This Week I Learned - Week 43 2021

So I am now done with my master thesis, and after a week on holiday - sailing in Denmark - I am more in the mood to share what I recently learned

Effect of the Week - Hyperactive intent presumption

Hyperactive intent presumption describes the presumption that we as individuals can change the world. The presumption has two parts grounded in psychology: The focusing illusion, where we systematically overestimate the importance of our doing, and the intentional stance, where we suspect intention - no matter whether there is the intention behind it or not. With our hominid ancestry with hyperactive intentionality, this is still is hardwired into our brains today. Therefore, we see intention and acting agents even where there is none. This fuels conspiracy theory, dictatorship and sometimes restricts joint responsible action like on the topic of climate change. Individual consumption plays a role but is not as significant as you might think. The richest 10% emit about half the greenhouse gases, the richest 1% emit 15% (Source). But let’s not dive into that topic too much, there are surely others who can better argue against or for this.

AI

I am thinking about AI and Food/Recipes a lot. I was at the ZKM Museum in Karlsruhe and enjoyed the exhibition BarabásiLab. Hidden Patterns quite a lot. I found particularly interesting the part with Flavor Networks (Ahn et al., 2011), where the mapping of ingredient connections in recipes of different locations tells an astonishing story. I was therefore wondering if all of the data that is already available in digital recipe form can be used to train models, that then know what we like in food or not. Salvador et al. (2019) from Facebook even trained AI models to generate natural text only from food images. You can input an image of your dish and the model predicts the ingredients and how to prepare the plate in front of you. So what happens if we get more creative by utilizing the inherent knowledge of our societies about flavors, tastes, and good food often with a history at its core.
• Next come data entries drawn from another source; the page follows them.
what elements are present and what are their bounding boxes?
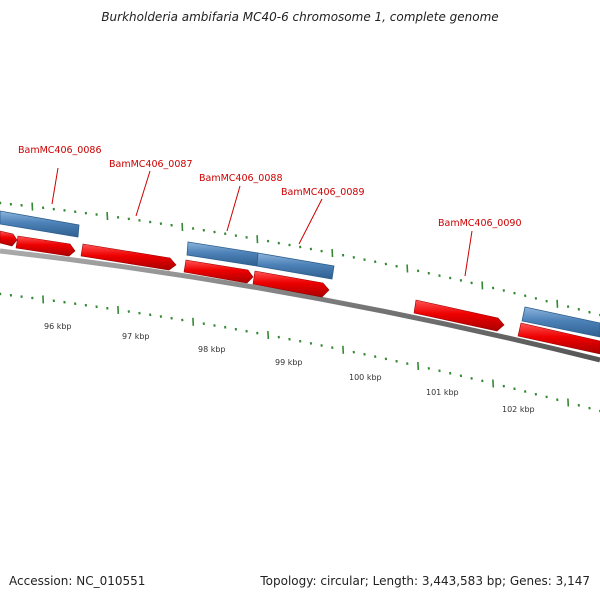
leader-line: [51, 167, 59, 205]
cds-arrow: [252, 270, 330, 298]
backbone: [0, 248, 600, 363]
leader-line: [135, 170, 151, 217]
scale-label: 102 kbp: [502, 405, 535, 414]
cds-arrow: [517, 322, 600, 355]
cds-arrows: [0, 230, 600, 355]
leader-line: [226, 185, 241, 232]
scale-label: 99 kbp: [275, 358, 303, 367]
scale-label: 97 kbp: [122, 332, 150, 341]
gene-features: [0, 210, 600, 338]
gene-label: BamMC406_0087: [109, 159, 192, 170]
gene-feature: [256, 252, 335, 280]
scale-label: 100 kbp: [349, 373, 382, 382]
gene-label: BamMC406_0090: [438, 218, 521, 229]
cds-arrow: [80, 243, 177, 271]
scale-labels: 96 kbp 97 kbp 98 kbp 99 kbp 100 kbp 101 …: [44, 322, 535, 414]
leader-line: [464, 230, 473, 277]
genome-summary: Topology: circular; Length: 3,443,583 bp…: [260, 574, 590, 588]
gene-feature: [0, 210, 80, 238]
tick-layer: [0, 201, 600, 413]
cds-arrow: [0, 230, 18, 247]
scale-label: 101 kbp: [426, 388, 459, 397]
accession-text: Accession: NC_010551: [9, 574, 146, 588]
leader-line: [298, 198, 323, 245]
gene-label: BamMC406_0086: [18, 145, 101, 156]
scale-label: 98 kbp: [198, 345, 226, 354]
cds-arrow: [183, 259, 254, 284]
scale-label: 96 kbp: [44, 322, 72, 331]
cds-arrow: [413, 299, 505, 332]
cds-arrow: [15, 235, 76, 257]
map-title: Burkholderia ambifaria MC40-6 chromosome…: [101, 10, 499, 24]
gene-label: BamMC406_0088: [199, 173, 282, 184]
label-leaders: [51, 167, 473, 277]
gene-labels: BamMC406_0086 BamMC406_0087 BamMC406_008…: [18, 145, 521, 229]
gene-feature: [521, 306, 600, 338]
gene-label: BamMC406_0089: [281, 187, 364, 198]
My grudge against overusing the term Artificial Intelligence instead of e.g. Machine Learning seems to be shared by others “For the foreseeable future, computers will not be able to match humans in their ability to reason abstractly about real-world situations, we will need well-thought-out interactions of humans and computers to solve our most pressing problems. We need to understand that the intelligent behavior of large-scale systems arises as much from the interactions among agents as from the intelligence of individual agents.” An Artificial Intelligence will not suddenly happen, and the current system is not intelligent as it can solve a human range of problems. There are specified areas where Machine or Deep Learning has reached human-level, but across the tasks (trained) humans still outperform any artificial system.

Image Inpainting (Removing Parts of the Image) is so good with the latest publications that it is can be used by everyone.


Bibliography

Yong-Yeol Ahn, Sebastian E Ahnert, James P Bagrow, and Albert-László Barabási. Flavor network and the principles of food pairing. Scientific reports, 1(1):1–7, 2011.

Amaia Salvador, Michal Drozdzal, Xavier Giro-i-Nieto, and Adriana Romero. Inverse cooking: recipe generation from food images. In The IEEE Conference on Computer Vision and Pattern Recognition (CVPR). June 2019.